Lone Star contrata Libano Monteiro para assessoria na compra do Novo Banco

O fundo Lone Star contratou a JLM&A, uma consultora de comunicação, para contrariar a imagem de 'fundo abutre' e para explicar o que quer fazer com o Novo Banco.

Ainda não há fumo branco nas negociações de venda do Novo Banco, mas há uma coisa que é certa: o fundo Lone Star – o único candidato até ao momento a apresentar uma proposta vinculativa – está apostado em ganhar a corrida e, por isso mesmo, acabou de contratar a JLM&A, uma das consultoras de comunicação líder de mercado, apurou o ECO.

O Lone Star está debaixo de fogo há semanas, particularmente depois de ter sido escolhido pelo Banco de Portugal e pela equipa de Sérgio Monteiro como o principal candidato à compra do Novo Banco.
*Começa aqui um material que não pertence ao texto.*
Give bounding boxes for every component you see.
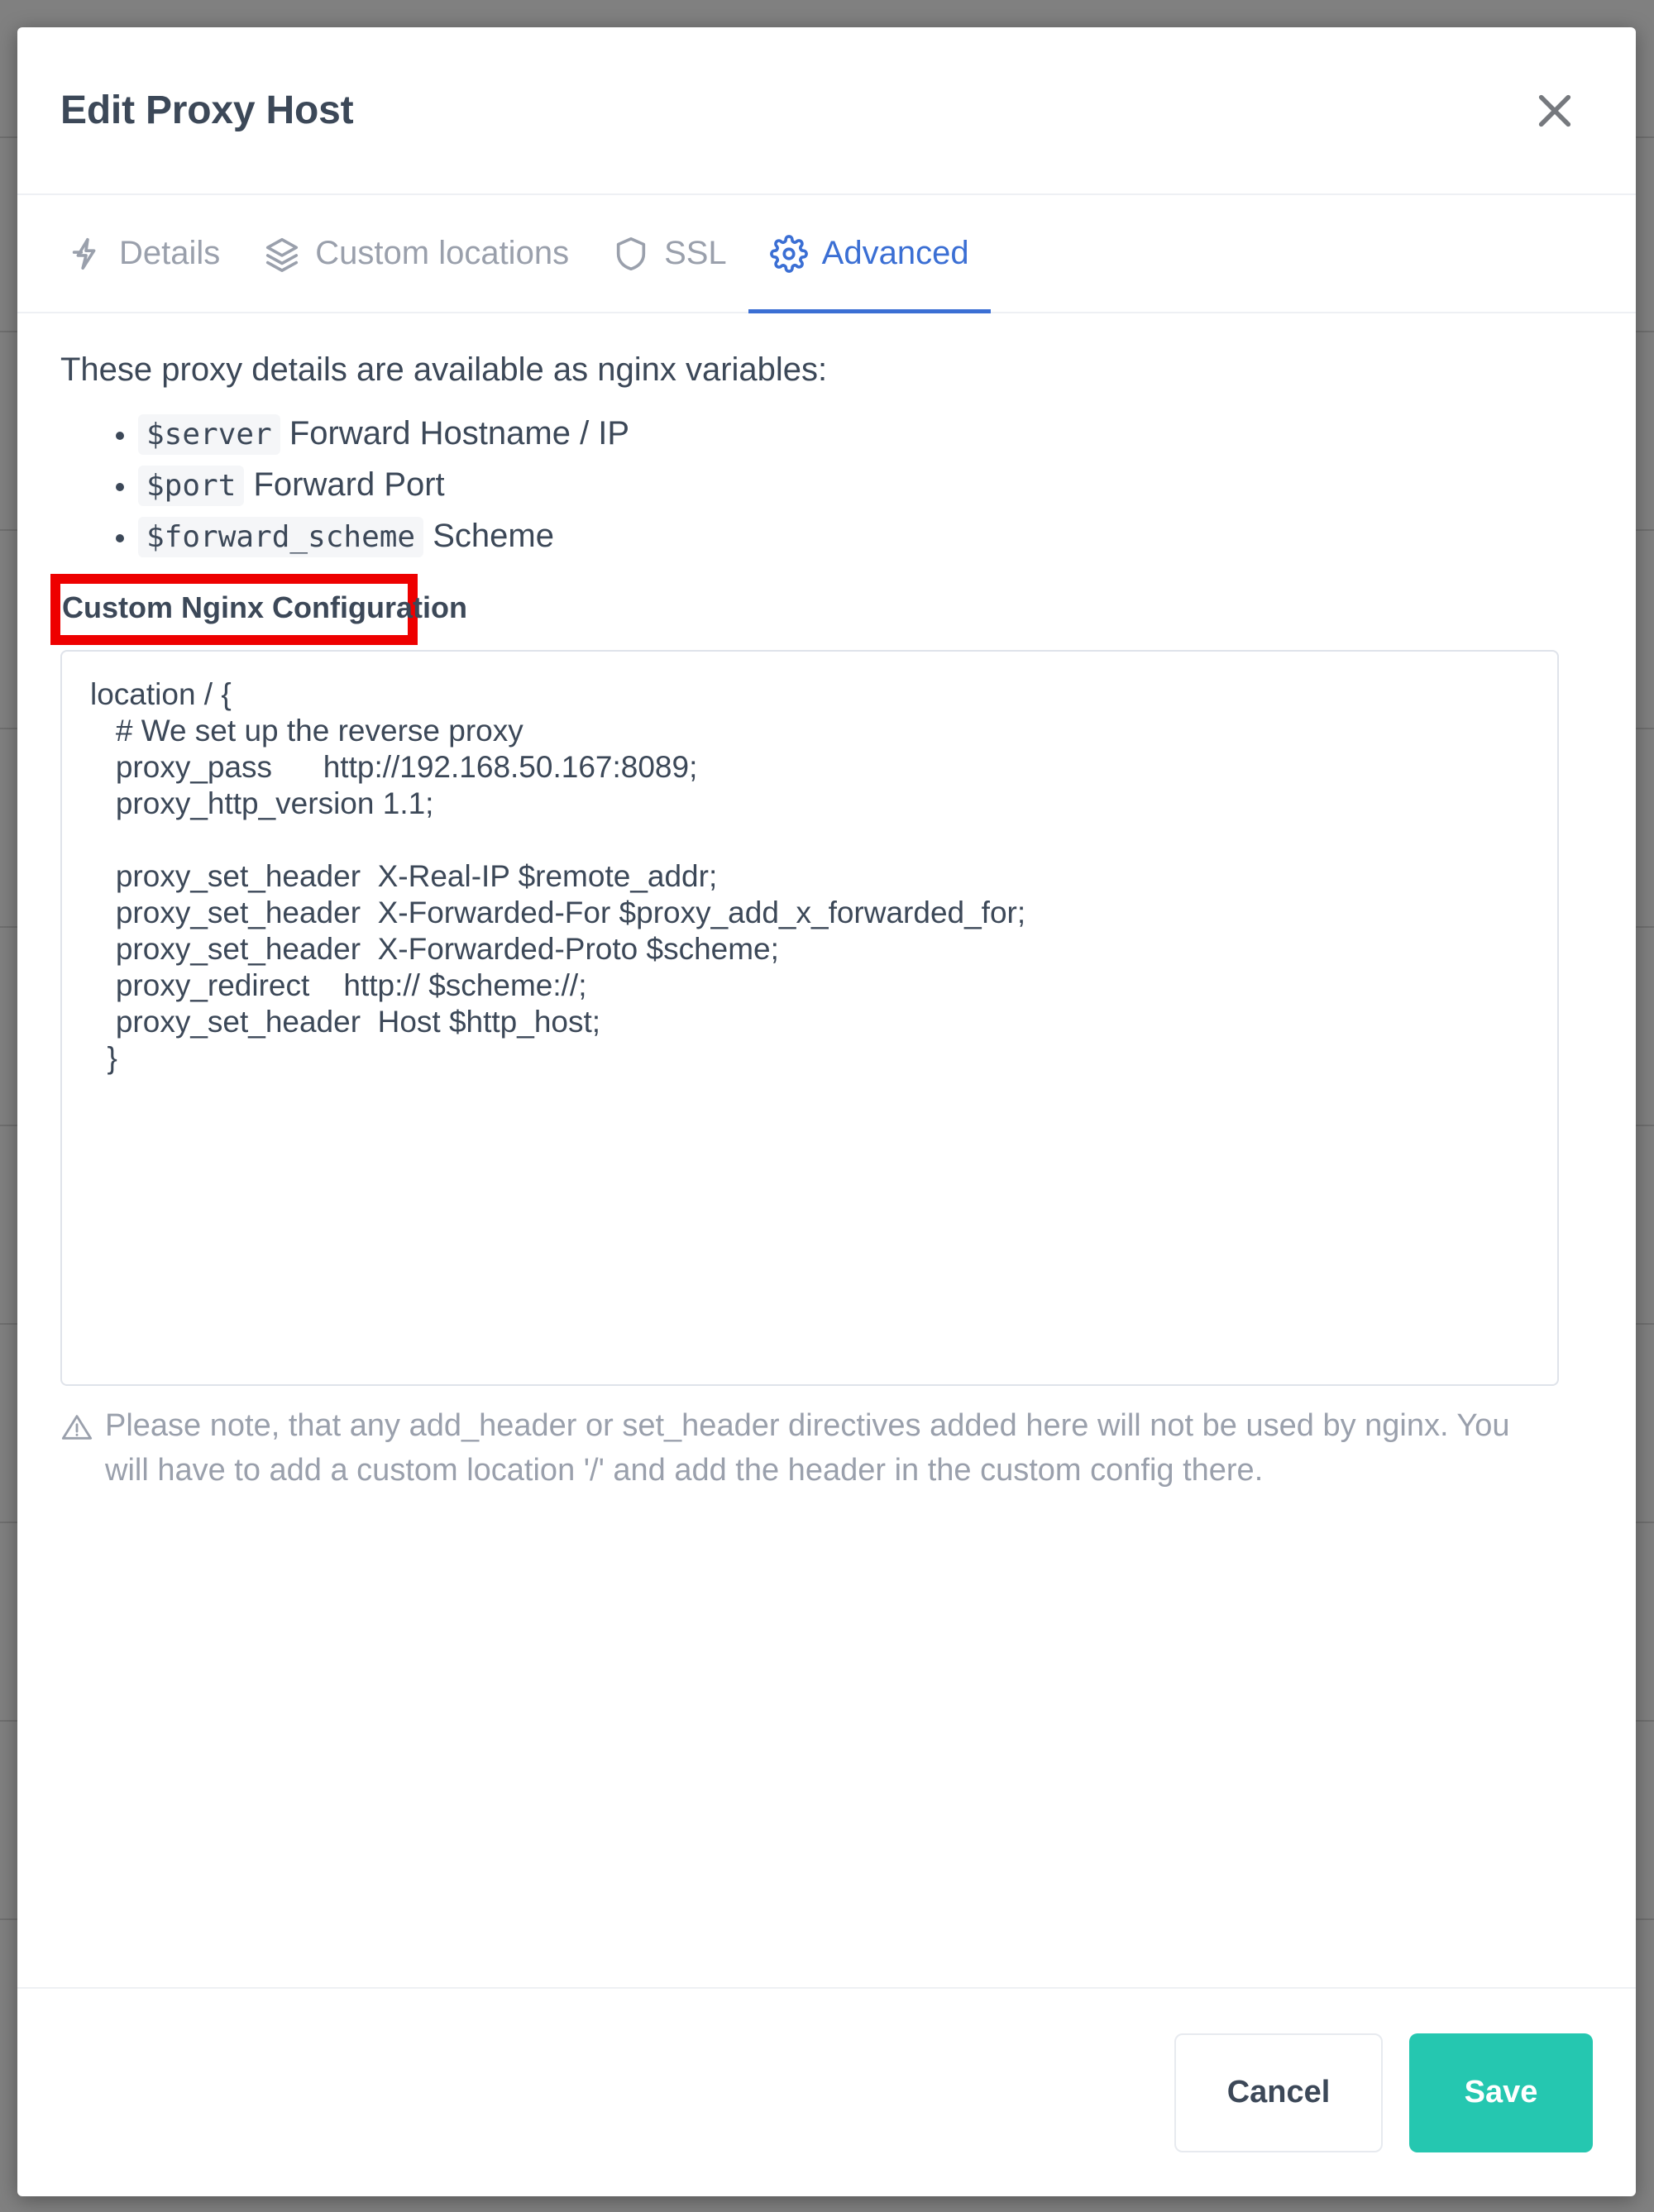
list-item: $server Forward Hostname / IP xyxy=(138,412,1593,455)
edit-proxy-host-dialog: Edit Proxy Host Details Custom locations… xyxy=(17,27,1636,2196)
list-item: $port Forward Port xyxy=(138,463,1593,506)
close-button[interactable] xyxy=(1528,84,1581,137)
tab-custom-locations-label: Custom locations xyxy=(315,235,570,271)
layers-stack-icon xyxy=(263,235,301,273)
custom-nginx-config-textarea[interactable] xyxy=(60,650,1559,1386)
tab-advanced-label: Advanced xyxy=(821,235,969,271)
dialog-footer: Cancel Save xyxy=(17,1987,1636,2196)
tab-details[interactable]: Details xyxy=(45,195,241,312)
page-title: Edit Proxy Host xyxy=(60,88,354,132)
intro-text: These proxy details are available as ngi… xyxy=(60,351,828,388)
tab-custom-locations[interactable]: Custom locations xyxy=(241,195,590,312)
custom-nginx-config-heading-group: Custom Nginx Configuration xyxy=(50,574,469,645)
lightning-bolt-icon xyxy=(67,235,105,273)
note-text: Please note, that any add_header or set_… xyxy=(105,1408,1510,1488)
save-button[interactable]: Save xyxy=(1409,2033,1593,2152)
tab-ssl[interactable]: SSL xyxy=(590,195,748,312)
dialog-header: Edit Proxy Host xyxy=(17,27,1636,195)
list-item: $forward_scheme Scheme xyxy=(138,514,1593,557)
tab-details-label: Details xyxy=(119,235,221,271)
shield-icon xyxy=(612,235,650,273)
gear-icon xyxy=(769,234,808,273)
nginx-header-note: Please note, that any add_header or set_… xyxy=(60,1404,1549,1493)
variable-code: $server xyxy=(138,414,280,455)
variable-description: Forward Port xyxy=(253,466,445,503)
custom-nginx-config-label: Custom Nginx Configuration xyxy=(62,590,467,624)
dialog-tabs: Details Custom locations SSL Advanced xyxy=(17,195,1636,313)
tab-advanced[interactable]: Advanced xyxy=(748,195,991,313)
tab-ssl-label: SSL xyxy=(664,235,727,271)
variable-description: Forward Hostname / IP xyxy=(289,415,630,451)
close-icon xyxy=(1538,94,1571,127)
variable-code: $forward_scheme xyxy=(138,517,424,557)
cancel-button[interactable]: Cancel xyxy=(1174,2033,1383,2152)
nginx-variables-list: $server Forward Hostname / IP $port Forw… xyxy=(98,412,1593,557)
warning-triangle-icon xyxy=(60,1404,93,1493)
advanced-tab-panel: These proxy details are available as ngi… xyxy=(17,313,1636,1987)
variable-code: $port xyxy=(138,466,245,506)
variable-description: Scheme xyxy=(433,518,554,554)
Foi no dia 4 de janeiro e, depois dessa data, aumentaram as críticas ao que muitos designaram de ‘fundo abutre’, particularmente responsáveis políticos à esquerda do PS, do PCP e BE, que defenderam abertamente a nacionalização.

O outro candidato na corrida ao Novo Banco, mas que está ainda a fazer a ‘due diligence’, é o consórcio Apollo/Centerbridge, e o Banco de Portugal aguarda por uma proposta vinculativa.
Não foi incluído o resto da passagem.